Gustavo 29/10/2019
É melhor uma felicidade barata ou um sofrimento elevado?
É melhor uma felicidade barata ou um sofrimento elevado?
Esta pergunta feita ao final desta sublime novela de Fiódor Dostoiévski, cuja citação pode ser encontrada dentre aquelas exibidas no aplicativo do Skoob, leva-nos a refletir sobre o peso da consciência e do conhecimento em si. É este o tema de Notas do Subsolo, uma espécie de memorial escrito por um narrador sem nome e dividido em duas partes. Na primeira parte temos uma espécie de ensaio filosófico onde o narrador discorre sobre a questão da consciência e do conhecimento e como isso afeta o homem a ponto de torná-lo covarde e inerte por saber e pensar demais. Já na segunda parte da obra temos o relato de uma experiência vivida pelo narrador durante os seus vinte anos de idade, tratando-se basicamente de uma aplicação prática da teoria desenvolvida na primeira parte da novela.
O narrador é o caso mais curioso dessa obra. Por se tratar de uma espécie de memorial, não podemos confiar plenamente nos seus relatos. Entretanto, o texto nos apresenta boas evidências da sua personalidade paradoxal e complexa.
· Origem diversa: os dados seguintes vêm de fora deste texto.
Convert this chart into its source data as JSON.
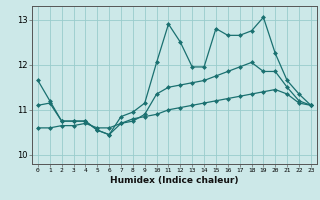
{
  "xlabel": "Humidex (Indice chaleur)",
  "bg_color": "#cce8e8",
  "grid_color": "#99cccc",
  "line_color": "#1a7070",
  "xlim": [
    -0.5,
    23.5
  ],
  "ylim": [
    9.8,
    13.3
  ],
  "yticks": [
    10,
    11,
    12,
    13
  ],
  "xticks": [
    0,
    1,
    2,
    3,
    4,
    5,
    6,
    7,
    8,
    9,
    10,
    11,
    12,
    13,
    14,
    15,
    16,
    17,
    18,
    19,
    20,
    21,
    22,
    23
  ],
  "line1_x": [
    0,
    1,
    2,
    3,
    4,
    5,
    6,
    7,
    8,
    9,
    10,
    11,
    12,
    13,
    14,
    15,
    16,
    17,
    18,
    19,
    20,
    21,
    22,
    23
  ],
  "line1_y": [
    11.65,
    11.2,
    10.75,
    10.75,
    10.75,
    10.55,
    10.45,
    10.85,
    10.95,
    11.15,
    12.05,
    12.9,
    12.5,
    11.95,
    11.95,
    12.8,
    12.65,
    12.65,
    12.75,
    13.05,
    12.25,
    11.65,
    11.35,
    11.1
  ],
  "line2_x": [
    0,
    1,
    2,
    3,
    4,
    5,
    6,
    7,
    8,
    9,
    10,
    11,
    12,
    13,
    14,
    15,
    16,
    17,
    18,
    19,
    20,
    21,
    22,
    23
  ],
  "line2_y": [
    11.1,
    11.15,
    10.75,
    10.75,
    10.75,
    10.55,
    10.45,
    10.7,
    10.75,
    10.9,
    11.35,
    11.5,
    11.55,
    11.6,
    11.65,
    11.75,
    11.85,
    11.95,
    12.05,
    11.85,
    11.85,
    11.5,
    11.2,
    11.1
  ],
  "line3_x": [
    0,
    1,
    2,
    3,
    4,
    5,
    6,
    7,
    8,
    9,
    10,
    11,
    12,
    13,
    14,
    15,
    16,
    17,
    18,
    19,
    20,
    21,
    22,
    23
  ],
  "line3_y": [
    10.6,
    10.6,
    10.65,
    10.65,
    10.7,
    10.6,
    10.6,
    10.7,
    10.8,
    10.85,
    10.9,
    11.0,
    11.05,
    11.1,
    11.15,
    11.2,
    11.25,
    11.3,
    11.35,
    11.4,
    11.45,
    11.35,
    11.15,
    11.1
  ],
  "marker": "D",
  "markersize": 2.5,
  "linewidth": 0.9
}
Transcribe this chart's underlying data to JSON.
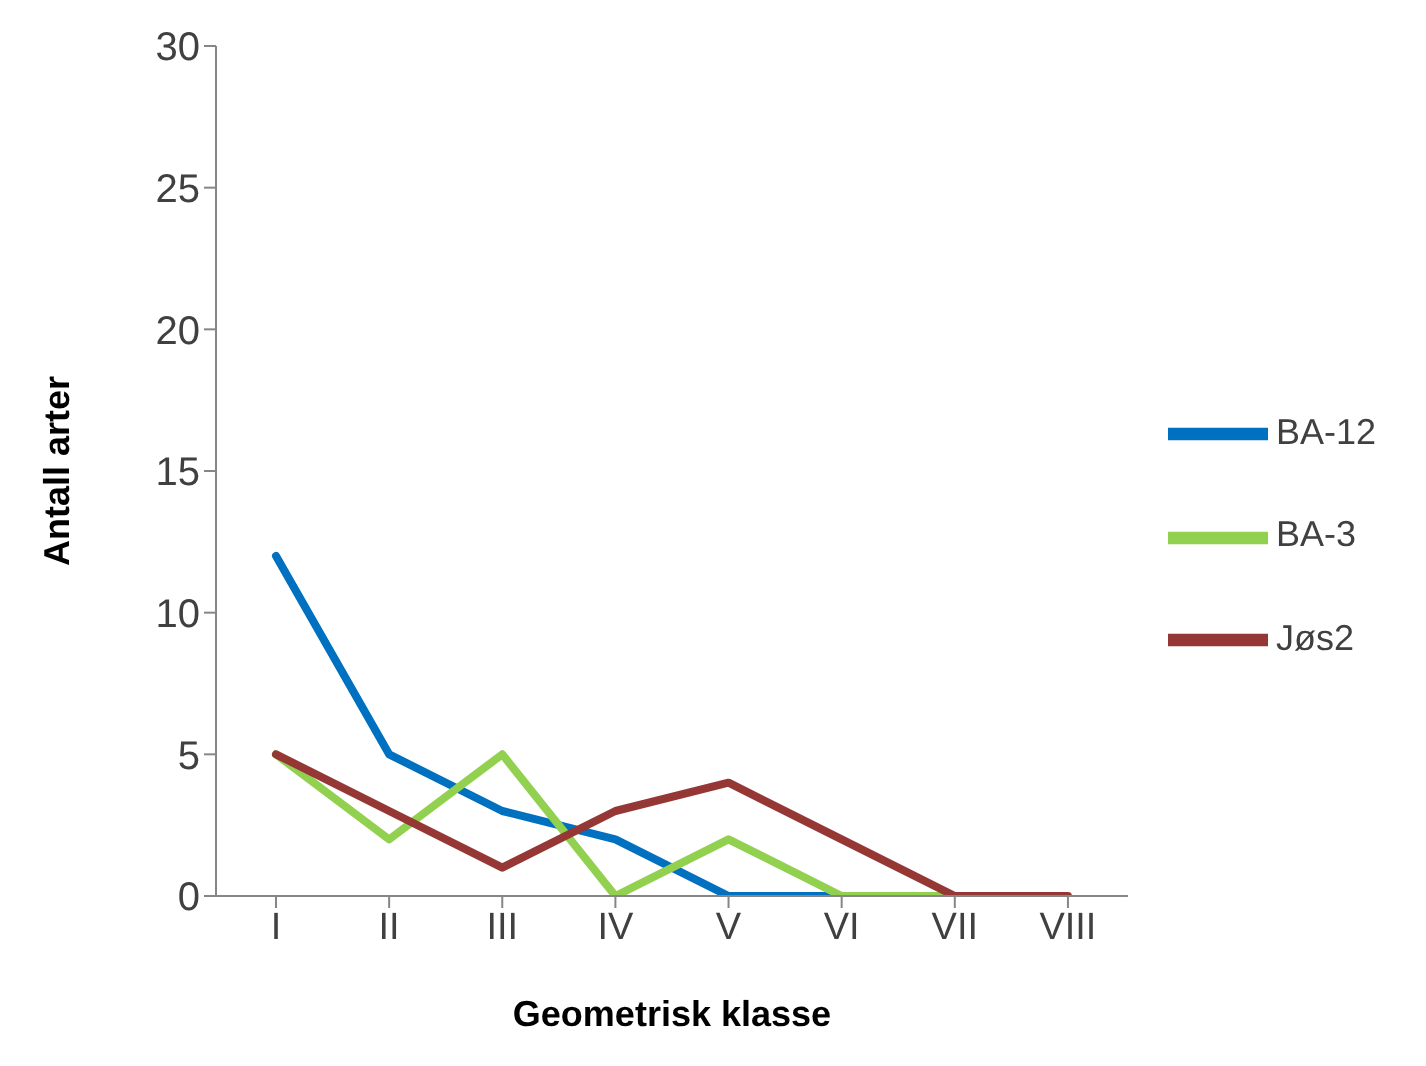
{
  "chart_data": {
    "type": "line",
    "xlabel": "Geometrisk klasse",
    "ylabel": "Antall arter",
    "categories": [
      "I",
      "II",
      "III",
      "IV",
      "V",
      "VI",
      "VII",
      "VIII"
    ],
    "series": [
      {
        "name": "BA-12",
        "color": "#0070c0",
        "values": [
          12,
          5,
          3,
          2,
          0,
          0,
          null,
          null
        ]
      },
      {
        "name": "BA-3",
        "color": "#92d050",
        "values": [
          5,
          2,
          5,
          0,
          2,
          0,
          0,
          null
        ]
      },
      {
        "name": "Jøs2",
        "color": "#953735",
        "values": [
          5,
          3,
          1,
          3,
          4,
          2,
          0,
          0
        ]
      }
    ],
    "ylim": [
      0,
      30
    ],
    "yticks": [
      0,
      5,
      10,
      15,
      20,
      25,
      30
    ],
    "grid": false,
    "legend": "right",
    "marker": "none",
    "line_style": "solid"
  }
}
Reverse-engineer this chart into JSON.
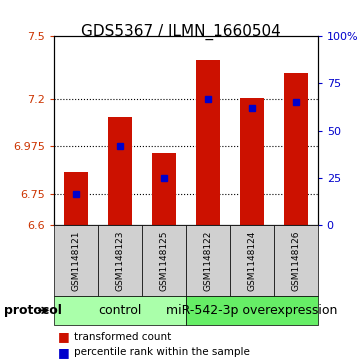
{
  "title": "GDS5367 / ILMN_1660504",
  "samples": [
    "GSM1148121",
    "GSM1148123",
    "GSM1148125",
    "GSM1148122",
    "GSM1148124",
    "GSM1148126"
  ],
  "bar_tops": [
    6.855,
    7.115,
    6.945,
    7.385,
    7.205,
    7.325
  ],
  "bar_bottom": 6.6,
  "percentile_values": [
    6.748,
    6.975,
    6.825,
    7.2,
    7.16,
    7.185
  ],
  "ylim_left": [
    6.6,
    7.5
  ],
  "ylim_right": [
    0,
    100
  ],
  "yticks_left": [
    6.6,
    6.75,
    6.975,
    7.2,
    7.5
  ],
  "ytick_labels_left": [
    "6.6",
    "6.75",
    "6.975",
    "7.2",
    "7.5"
  ],
  "yticks_right": [
    0,
    25,
    50,
    75,
    100
  ],
  "ytick_labels_right": [
    "0",
    "25",
    "50",
    "75",
    "100%"
  ],
  "hlines": [
    6.75,
    6.975,
    7.2
  ],
  "bar_color": "#cc1100",
  "blue_color": "#0000cc",
  "bar_width": 0.55,
  "group_labels": [
    "control",
    "miR-542-3p overexpression"
  ],
  "group_ranges": [
    [
      0,
      3
    ],
    [
      3,
      6
    ]
  ],
  "group_colors": [
    "#aaffaa",
    "#66ee66"
  ],
  "protocol_label": "protocol",
  "legend_red": "transformed count",
  "legend_blue": "percentile rank within the sample",
  "title_fontsize": 11,
  "tick_fontsize": 8,
  "group_label_fontsize": 9
}
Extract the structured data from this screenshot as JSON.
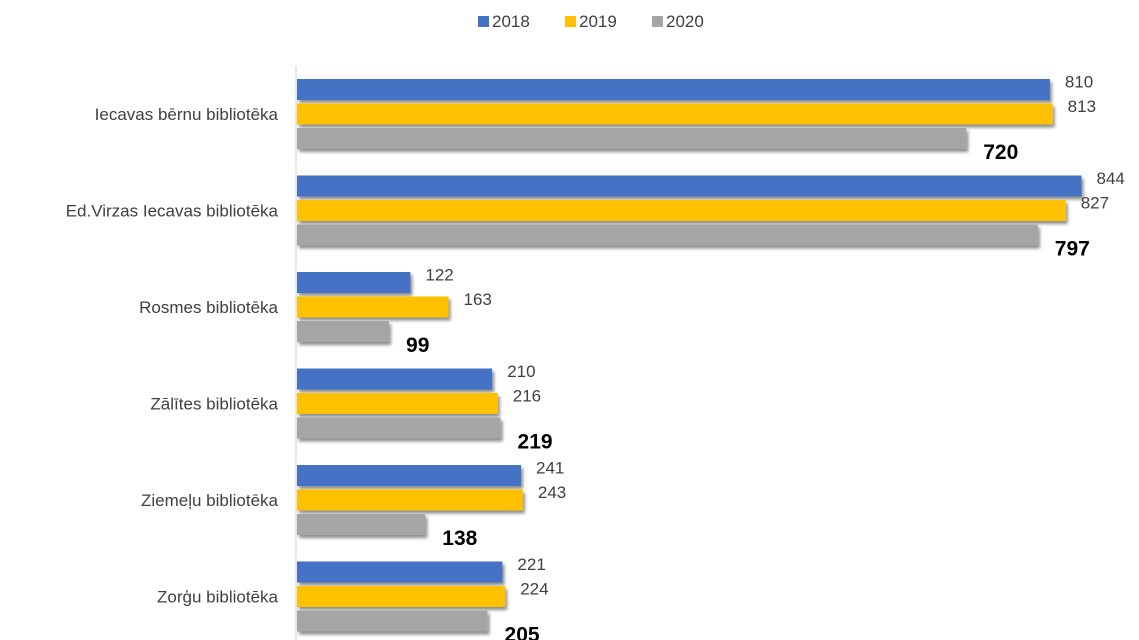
{
  "chart_data": {
    "type": "bar",
    "orientation": "horizontal",
    "categories": [
      "Iecavas bērnu bibliotēka",
      "Ed.Virzas Iecavas bibliotēka",
      "Rosmes bibliotēka",
      "Zālītes bibliotēka",
      "Ziemeļu bibliotēka",
      "Zorģu bibliotēka"
    ],
    "series": [
      {
        "name": "2018",
        "color": "#4472C4",
        "values": [
          810,
          844,
          122,
          210,
          241,
          221
        ],
        "label_style": "normal"
      },
      {
        "name": "2019",
        "color": "#FFC000",
        "values": [
          813,
          827,
          163,
          216,
          243,
          224
        ],
        "label_style": "normal"
      },
      {
        "name": "2020",
        "color": "#A5A5A5",
        "values": [
          720,
          797,
          99,
          219,
          138,
          205
        ],
        "label_style": "bold"
      }
    ],
    "title": "",
    "xlabel": "",
    "ylabel": "",
    "xlim": [
      0,
      850
    ],
    "grid": false,
    "legend_position": "top"
  }
}
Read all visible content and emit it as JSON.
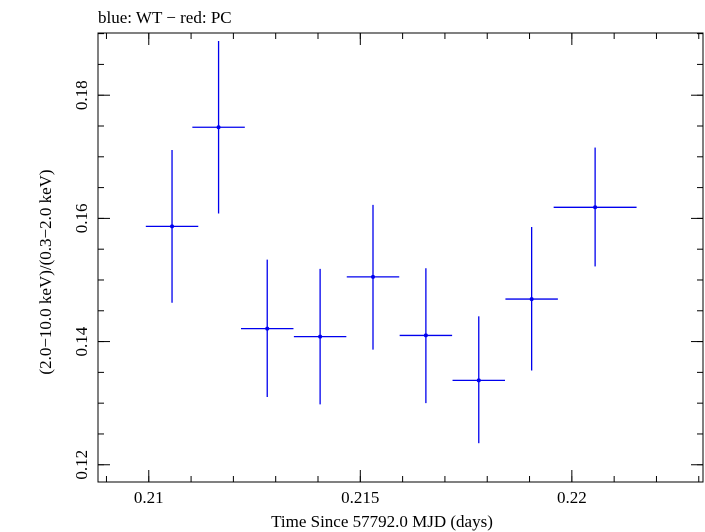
{
  "chart_data": {
    "type": "scatter",
    "title": "blue: WT − red: PC",
    "xlabel": "Time Since 57792.0 MJD (days)",
    "ylabel": "(2.0−10.0 keV)/(0.3−2.0 keV)",
    "xlim": [
      0.2088,
      0.2231
    ],
    "ylim": [
      0.1172,
      0.1901
    ],
    "x_ticks": [
      {
        "value": 0.21,
        "label": "0.21"
      },
      {
        "value": 0.215,
        "label": "0.215"
      },
      {
        "value": 0.22,
        "label": "0.22"
      }
    ],
    "y_ticks": [
      {
        "value": 0.12,
        "label": "0.12"
      },
      {
        "value": 0.14,
        "label": "0.14"
      },
      {
        "value": 0.16,
        "label": "0.16"
      },
      {
        "value": 0.18,
        "label": "0.18"
      }
    ],
    "x_minor_step": 0.001,
    "y_minor_step": 0.005,
    "grid": false,
    "colors": {
      "WT": "#0000ee",
      "PC": "#ee0000",
      "axes": "#000000"
    },
    "series": [
      {
        "name": "WT",
        "color": "#0000ee",
        "points": [
          {
            "x": 0.21055,
            "xerr": 0.00062,
            "y": 0.1587,
            "ylo": 0.1463,
            "yhi": 0.1711
          },
          {
            "x": 0.21165,
            "xerr": 0.00062,
            "y": 0.1748,
            "ylo": 0.1608,
            "yhi": 0.1888
          },
          {
            "x": 0.2128,
            "xerr": 0.00062,
            "y": 0.1421,
            "ylo": 0.131,
            "yhi": 0.1533
          },
          {
            "x": 0.21405,
            "xerr": 0.00062,
            "y": 0.1408,
            "ylo": 0.1298,
            "yhi": 0.1518
          },
          {
            "x": 0.2153,
            "xerr": 0.00062,
            "y": 0.1505,
            "ylo": 0.1387,
            "yhi": 0.1622
          },
          {
            "x": 0.21655,
            "xerr": 0.00062,
            "y": 0.141,
            "ylo": 0.13,
            "yhi": 0.1519
          },
          {
            "x": 0.2178,
            "xerr": 0.00062,
            "y": 0.1337,
            "ylo": 0.1235,
            "yhi": 0.1441
          },
          {
            "x": 0.21905,
            "xerr": 0.00062,
            "y": 0.1469,
            "ylo": 0.1353,
            "yhi": 0.1586
          },
          {
            "x": 0.22055,
            "xerr": 0.00098,
            "y": 0.1618,
            "ylo": 0.1522,
            "yhi": 0.1715
          }
        ]
      }
    ]
  }
}
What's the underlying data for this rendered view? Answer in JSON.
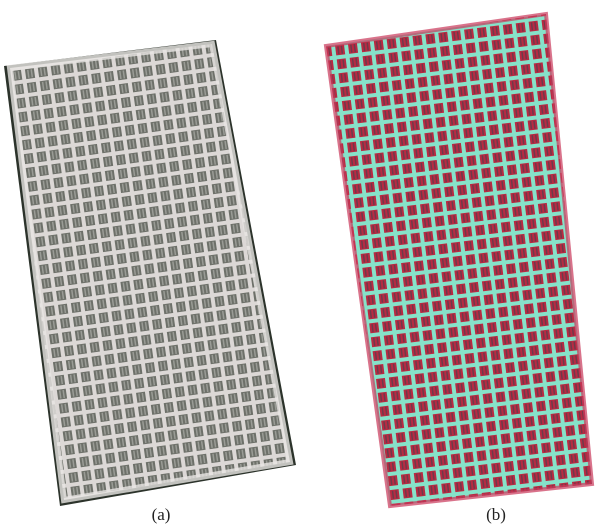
{
  "panels": [
    {
      "label": "(a)"
    },
    {
      "label": "(b)"
    }
  ]
}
Por um lado ele esnoba as outras pessoas, se acha intelectualmente superior a elas e despreza qualquer interação social com elas, mas por outro lado ele as inveja, se acha socialmente inferior e anseia por contato humano. Ele chega até mesmo ao ponto de sentir prazer no sofrimento, ansiando por ser tratado como um inseto e maltratado; mas, ao mesmo tempo, ele trata os outros como insetos e os maltrata, tenta impor sua vontade e jura vingança, nutrindo ressentimento por qualquer um que ofender ou contrariá-lo de alguma forma. São esses os produtos da hiperconsciência do narrador, o qual é capaz de enxergar uma questão por todos os ângulos, mas que, em razão disso, é incapaz de tomar qualquer posição ou mesmo de agir. É esta, enfim, a complexa personagem sobre a qual nos debruçamos em Notas do Subsolo, uma novela percursora do Existencialismo.
Não há quem não possa se simpatizar com o Homem do Subsolo. Ele é, como apontado ao final da obra, um verdadeiro anti-herói: uma pessoa cheia de defeitos, com traços de personalidade negativos, mas que apresenta algumas poucas qualidades ou pelo menos uma que o redime aos nossos olhos.
Assim, voltamos à pergunta: é melhor uma felicidade barata ou um sofrimento elevado? Onde a felicidade barata é o mesmo que ser "abençoado pela ignorância", mas que ao menos se pode desfrutar e enxergar com simplicidade a "vida viva", e o sofrimento elevado é o resultado da consciência, do saber elevado, da racionalização; é a consequência de poder enxergar as coisas tal como elas são e, assim, não poder encontrar consolo, não saber enxergar propriamente o que é bom e o que é mau e, assim, tornar-se inerte.
É uma novela comovente e extremamente atual, pois ainda vivemos em tempos onde as pessoas se sentem tal como o narrador da obra, ou seja, completamente perdidos dentro de suas cabeças.
Notas do Subsolo serviu para mim, enfim, como uma excelente introdução à obra de Dostoiévski. Fiquei impressionado com a riqueza de sua prosa e de suas personagens, bem como das reflexões daí oriundas.
Leitura recomendadíssima a todos os leitores!